A 1.000-mL aliquot of a solution containing Cu2 and Ni2 is treated with 25.00 mL of a 0.05832 M EDTA solution. The solution is then back titrated with 0.02380 M Zn2 solution at a pH of 5. A volume of 18.49 mL of the Zn2 solution was needed to reach the xylenol orange end point. A 2.000-mL aliquot of the Cu2 and Ni2 solution is fed through an ion-exchange column that retains Ni2 . The Cu2 that passed through the column is treated with 25.00 mL 0.05832 M EDTA. This solution required 23.22 mL of 0.02380 M Zn2 for back titration.
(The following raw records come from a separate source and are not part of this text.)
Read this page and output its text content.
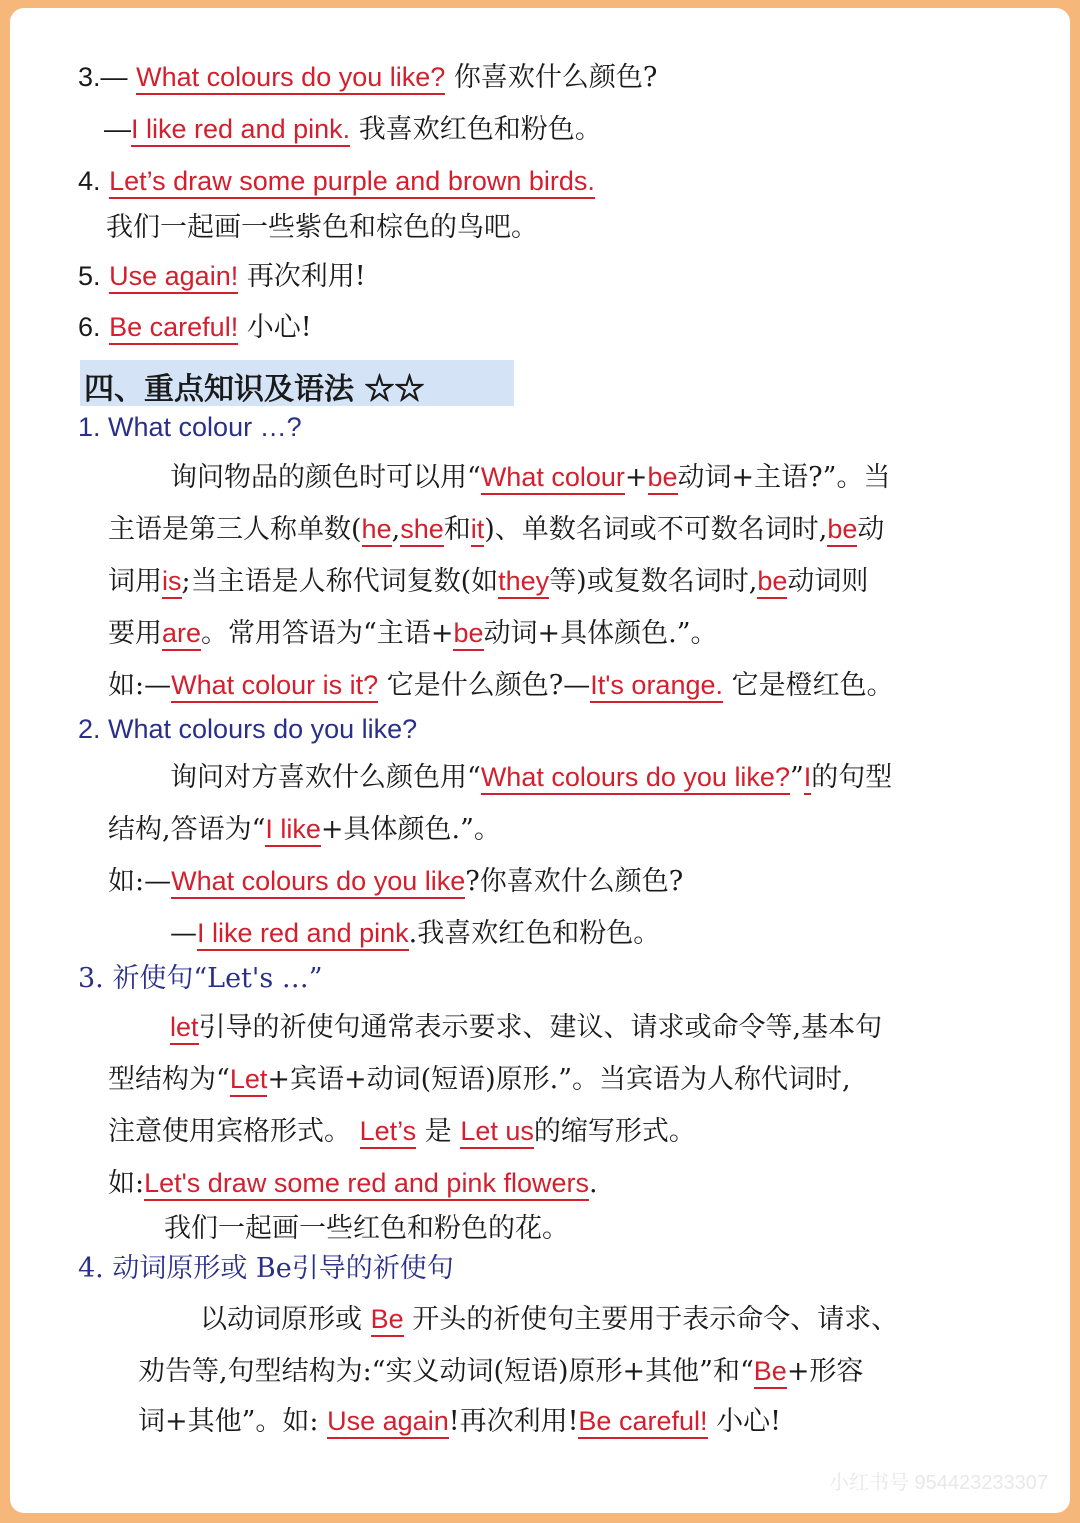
3.— What colours do you like? 你喜欢什么颜色?
—I like red and pink. 我喜欢红色和粉色。
4. Let’s draw some purple and brown birds.
我们一起画一些紫色和棕色的鸟吧。
5. Use again! 再次利用!
6. Be careful! 小心!
四、重点知识及语法 ☆☆
1. What colour …?
询问物品的颜色时可以用“What colour+be动词+主语?”。当
主语是第三人称单数(he,she和it)、单数名词或不可数名词时,be动
词用is;当主语是人称代词复数(如they等)或复数名词时,be动词则
要用are。常用答语为“主语+be动词+具体颜色.”。
如:—What colour is it? 它是什么颜色?—It's orange. 它是橙红色。
2. What colours do you like?
询问对方喜欢什么颜色用“What colours do you like?”I的句型
结构,答语为“I like+具体颜色.”。
如:—What colours do you like?你喜欢什么颜色?
—I like red and pink.我喜欢红色和粉色。
3. 祈使句“Let's …”
let引导的祈使句通常表示要求、建议、请求或命令等,基本句
型结构为“Let+宾语+动词(短语)原形.”。当宾语为人称代词时,
注意使用宾格形式。 Let’s 是 Let us的缩写形式。
如:Let's draw some red and pink flowers.
我们一起画一些红色和粉色的花。
4. 动词原形或 Be引导的祈使句
以动词原形或 Be 开头的祈使句主要用于表示命令、请求、
劝告等,句型结构为:“实义动词(短语)原形+其他”和“Be+形容
词+其他”。如: Use again!再次利用!Be careful! 小心!
小红书号 954423233307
The Ni2 extracted from the column was treated witn 25.00 mL of 0.05832 M EDTA.

How many milliliters of 0.02380 M Zn2 is required for the back titration of the Ni2 solution?

Answer 1

Step 1 :

Total moles of EDTA used for Cu2 and Ni2 titration = 005832 x 0.025 = 1.458 x 10^-3 mols

moles of Zn2 reacted with excess EDTA = 0.02380 x 0.01849 = 4.40 x 10^-4 mols

Actual moles of EDTA reacted with Cu2 and Ni2 = 1.458 x 10^-3 - 4.40 x 10^-4 = 1.018 x 10^-3 mols

Concentration of Cu2 and Ni2 in original solution = 1.018 x 10^-3/0.001 = 1.018 M

Step 2 :

Total moles of EDTA used ed for Cu2 = 0.05832 x 0.025 = 1.458 x 10^-3 mols

moles of Zn2 required for excess EDTA = 0.02380 x 0.02322 = 5.53 x 10^-4 mols

Actual moles of EDTA used for Cu2 = 9.05 x 10^-4 mols

molarity of Cu2 in 2 ml solution = 9.05 x 10^-4/0.002 = 0.4525 M

Step 3 :

Molarity of Ni2 in solution = 1.018 - 0.4525 = 0.5655 M

Step 4 :

EDTA used for Ni2 titration = 0.05832 x 0.025 = 1.458 x 10^-3 mols

moles of Ni2 in solution = 0.5655 x 0.002 = 1.131 x 10^-3 mols

moles of Excess EDTA = 1.458 x 10^-3 - 1.131 x 10^-3 = 3.27 x 10^-4 mols

Volume of Zn2 required to titrate excess EDTA = 3.27 x 10^-4/0.02380 = 0.01374 L = 13.74 ml

Thus we need 13.74 ml of 0.02380 M Zn2 for back titration.